An eerie buzz, a blinding flash, a cry of pain. These are the sounds and images that could soon characterize the battlefields of the future, thanks to the laser-armed drones developed by the visionary (or madman?) Chinese researcher Li Xiao. His drones, equipped with high-powered lasers capable of vaporizing tissue and melting metal, threaten to make conventional weapons obsolete and change the rules of war forever.
But how exactly do these laser drones work? And what countermeasures are the military studying to defend themselves from this new threat?
Drones armed with “all-cutting” lasers
Apparently, drones have a new weapon in their arsenal: not just lasers, but lasers powerful enough to vaporize human tissue on contact and cut through metal.
I've been looking at a lot of directed energy weapons lately, usually designed to take down drone threats in combat operations. Now, from a defensive tool, lasers are equipping aircraft for offensive purposes as well.
Hong Kong's South China Morning Post has just published an article which begins like this:
A squad of fully armed soldiers follows closely behind a Humvee armored vehicle, moving cautiously through the ruins of an urban battlefield. About a kilometer ahead of them in the sky, a small drone hovers motionless. Suddenly, a soldier lets out a scream, clutching his eyes with both hands as smoke billows out from between his fingers.
A horribly descriptive image of the potential of this new technology developed by researchers led by Li Xiao (who perhaps not coincidentally uses the prefix “crazy.li” for his email in the research paper) who have successfully tested the use of a 1 kilowatt laser at a wavelength of 1080 nanometers from a small drone.
Drones armed with lasers, devastating effects
Instant blindness would probably be the least of your problems if you were faced with such a weapon. A single millisecond of contact with such a powerful laser would cause tissue vaporization and carbonization. Materials such as plastic, wood and fabrics would catch fire or disintegrate almost instantly. Even sheet metal cannot withstand a 1 kW laser and can melt. in just a tenth of a second.
But be careful: 1-kilowatt lasers are still too heavy and bulky for a compact drone to carry. So how can Xiao and his team make these kinds of claims?

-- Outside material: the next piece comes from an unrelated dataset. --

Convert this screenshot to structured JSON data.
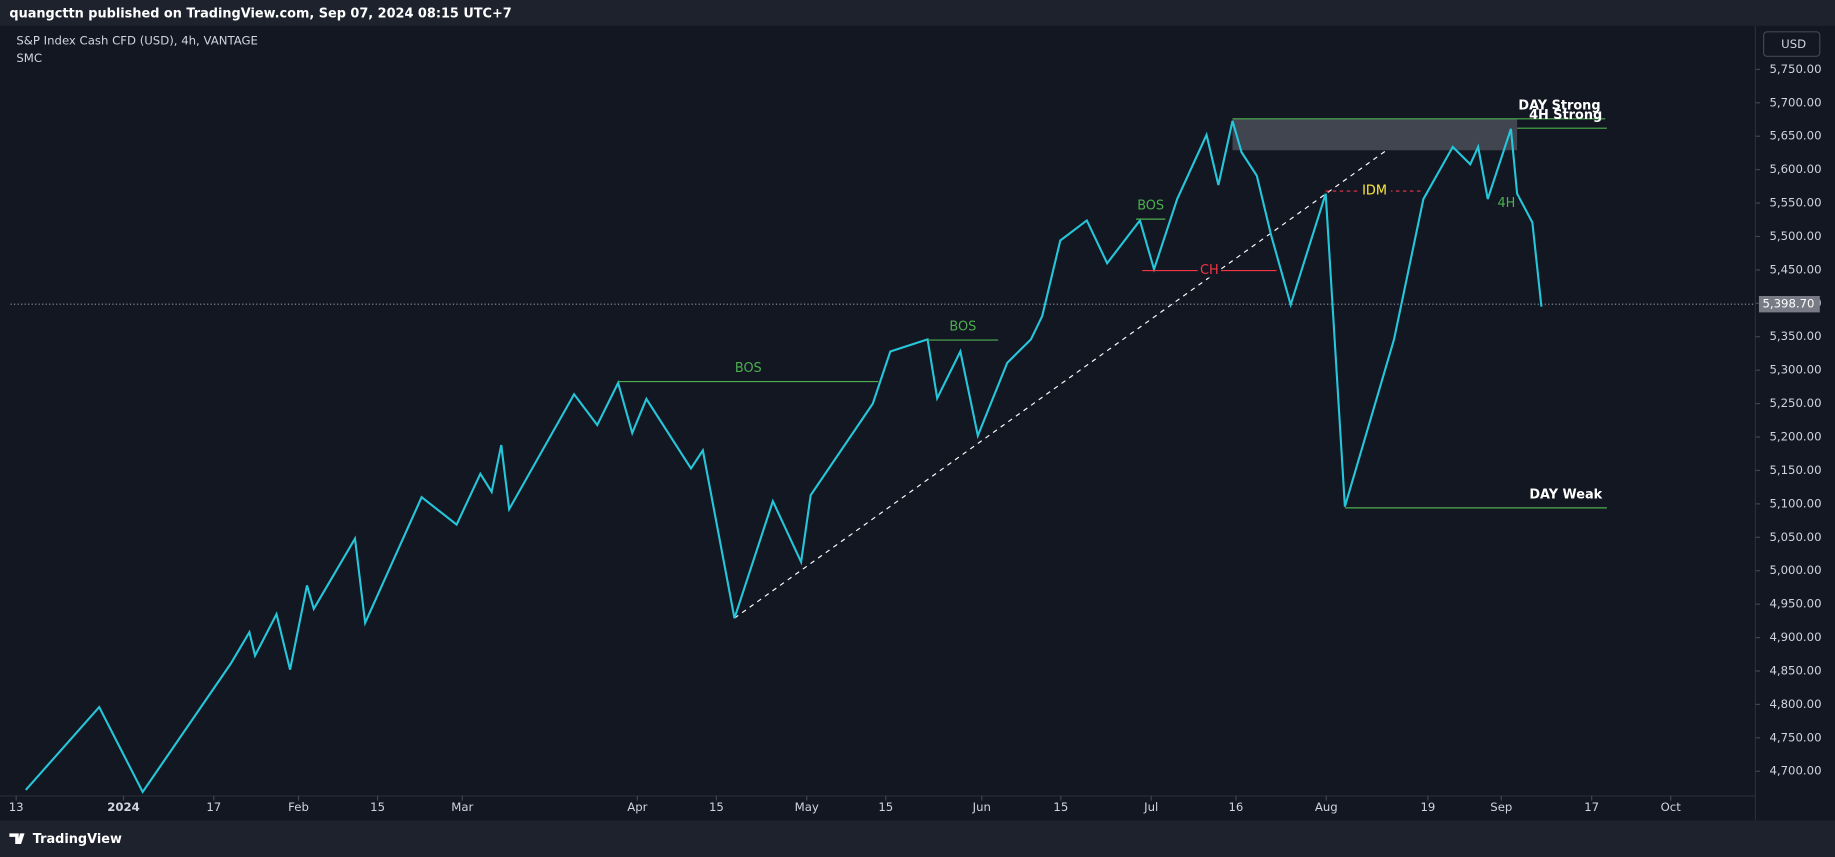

Let me explain how it works: The laser isn’t kept on board. The drones are equipped with a stabilization system that holds two telescope-like tubes in perfect position. One of these collects near-infrared laser light emitted by a mobile station on the ground and transmits it to the other tube, which reflects the powerful beam—“enough to cut metal,” according to Xiao—back at the target.
Other details
Near-infrared lasers are invisible to the human eye and would require special equipment to detect their source.
A 1kW 1.080nm laser is considered a Class 4 laser, typically used for welding, cutting, and drilling metals. The 1080nm wavelength is particularly well absorbed by metals such as stainless steel, carbon steel, and aluminum, allowing it to rapidly melt metals so they can be welded.
To put that into perspective, at 1 kilowatt, it would take about 17 seconds to melt a 2-inch-thick (1-centimeter) plate of steel armor if the conditions were right. While much more powerful lasers exist, seeing a battle drone wielding this type of technology would be truly terrifying.
Big Tech Goes to War
In the last month OpenAI, Meta and Anthropic have partnered with military defense companies such as Anduril industries e Palantir to fight (just for this?) this type of threat. There are already other energy weapons, such as those with radio frequency directed energy (RFDEW), to repel swarms of drones, where ballistic weapons may not be effective.
The arms race of the future seems to have already begun (and we are already been warned, but we didn’t listen). Laser-armed drones could be just the tip of the iceberg of a new era of technological warfare. Will we be able to develop effective countermeasures? And what will be the ethical and legal implications of using these weapons?
These are questions we should ask ourselves now, before it's too late.